Друг мой, по правде говоря, все мы живем в облаках, и нет на свете совершенных умников, про которых выдумано: «если кто сказал А, тот непременно должен сказать Б». Если мы вообразим в действительности жизнь человека сложенной по этой формуле, то А будет чувство собственной личности, это Я, а Б, все то достигнутое всей жизнью, будет дурак и, умирая, такой человек в лучшем случае скажет: «Я был дураком». На самом деле вслед за А никто не говорит Б, в промежутках облака густые, ничего не видно, а жизнь по алфавиту читают только покойники, и неравный брак — сколько я знаю примеров! — у сильных людей давал многим недоступное счастье.

 

На полях Мезальянс — роковое начало романа.
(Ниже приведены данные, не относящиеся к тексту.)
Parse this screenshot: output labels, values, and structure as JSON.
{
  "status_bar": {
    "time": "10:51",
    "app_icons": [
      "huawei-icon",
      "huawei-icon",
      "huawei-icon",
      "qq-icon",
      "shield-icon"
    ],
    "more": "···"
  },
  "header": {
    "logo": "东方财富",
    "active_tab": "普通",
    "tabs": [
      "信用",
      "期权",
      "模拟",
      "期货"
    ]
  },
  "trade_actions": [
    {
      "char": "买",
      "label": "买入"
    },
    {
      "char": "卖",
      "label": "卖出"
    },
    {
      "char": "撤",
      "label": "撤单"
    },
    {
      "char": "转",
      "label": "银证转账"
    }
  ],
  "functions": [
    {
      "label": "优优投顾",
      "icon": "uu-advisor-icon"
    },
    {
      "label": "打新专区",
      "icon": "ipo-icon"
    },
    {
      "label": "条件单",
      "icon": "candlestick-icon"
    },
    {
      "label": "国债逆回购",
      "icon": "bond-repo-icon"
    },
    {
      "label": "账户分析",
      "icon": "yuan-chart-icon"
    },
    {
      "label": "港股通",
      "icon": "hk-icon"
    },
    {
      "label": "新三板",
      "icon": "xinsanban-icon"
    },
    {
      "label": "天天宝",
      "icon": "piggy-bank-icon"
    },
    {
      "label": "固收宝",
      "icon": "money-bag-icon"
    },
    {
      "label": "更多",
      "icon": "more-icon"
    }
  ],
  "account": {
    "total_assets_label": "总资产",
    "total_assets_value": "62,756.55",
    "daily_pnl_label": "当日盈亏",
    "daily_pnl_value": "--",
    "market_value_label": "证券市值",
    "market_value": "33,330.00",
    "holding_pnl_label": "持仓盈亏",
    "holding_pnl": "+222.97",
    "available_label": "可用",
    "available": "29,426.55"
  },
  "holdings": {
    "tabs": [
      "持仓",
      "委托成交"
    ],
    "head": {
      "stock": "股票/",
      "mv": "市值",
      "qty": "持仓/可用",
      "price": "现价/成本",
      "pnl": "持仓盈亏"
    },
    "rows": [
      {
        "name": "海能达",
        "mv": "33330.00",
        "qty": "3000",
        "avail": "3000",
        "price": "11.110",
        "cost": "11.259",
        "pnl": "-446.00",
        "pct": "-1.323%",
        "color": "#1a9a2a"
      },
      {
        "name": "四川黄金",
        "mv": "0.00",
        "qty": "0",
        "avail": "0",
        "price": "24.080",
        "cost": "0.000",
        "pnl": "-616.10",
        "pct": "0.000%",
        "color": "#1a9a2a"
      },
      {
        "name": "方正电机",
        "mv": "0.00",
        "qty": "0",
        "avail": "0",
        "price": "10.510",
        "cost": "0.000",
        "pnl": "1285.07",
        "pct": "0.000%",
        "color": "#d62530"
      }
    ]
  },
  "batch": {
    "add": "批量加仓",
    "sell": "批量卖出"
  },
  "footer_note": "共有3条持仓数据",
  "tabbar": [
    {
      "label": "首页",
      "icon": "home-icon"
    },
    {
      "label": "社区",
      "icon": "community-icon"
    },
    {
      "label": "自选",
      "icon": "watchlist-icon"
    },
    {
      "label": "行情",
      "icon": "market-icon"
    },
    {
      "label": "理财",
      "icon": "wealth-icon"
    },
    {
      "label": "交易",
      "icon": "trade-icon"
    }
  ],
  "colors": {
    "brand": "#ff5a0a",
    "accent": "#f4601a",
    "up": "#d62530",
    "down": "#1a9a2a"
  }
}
Как говорится, «век живи, а дураком умрешь». Это значит дурак.

 

Инженер Алпатов по первому разговору с матерью понял сам себя, что его попытки в своем семейном устройстве войти в соглашение с матерью — остаток наследственных предрассудков о «счастье» и последний этап их переживания. После того он с увлечением стал рассказывать ей о своем деле в Московском Полесье, что там будто бы есть одно озероРазговор этот был за утренним чаем. Ударили к «Достойной». Марья Ивановна перекрестилась, спохватилась: «Что ж это я!» — и, оставив посуду «на произвол судьбы», отправилась в церковь: ей нужно было там непременно повидаться с соседом-помещиком, переговорить с ним и согласиться выписать пополам небольшую жатвенную машину.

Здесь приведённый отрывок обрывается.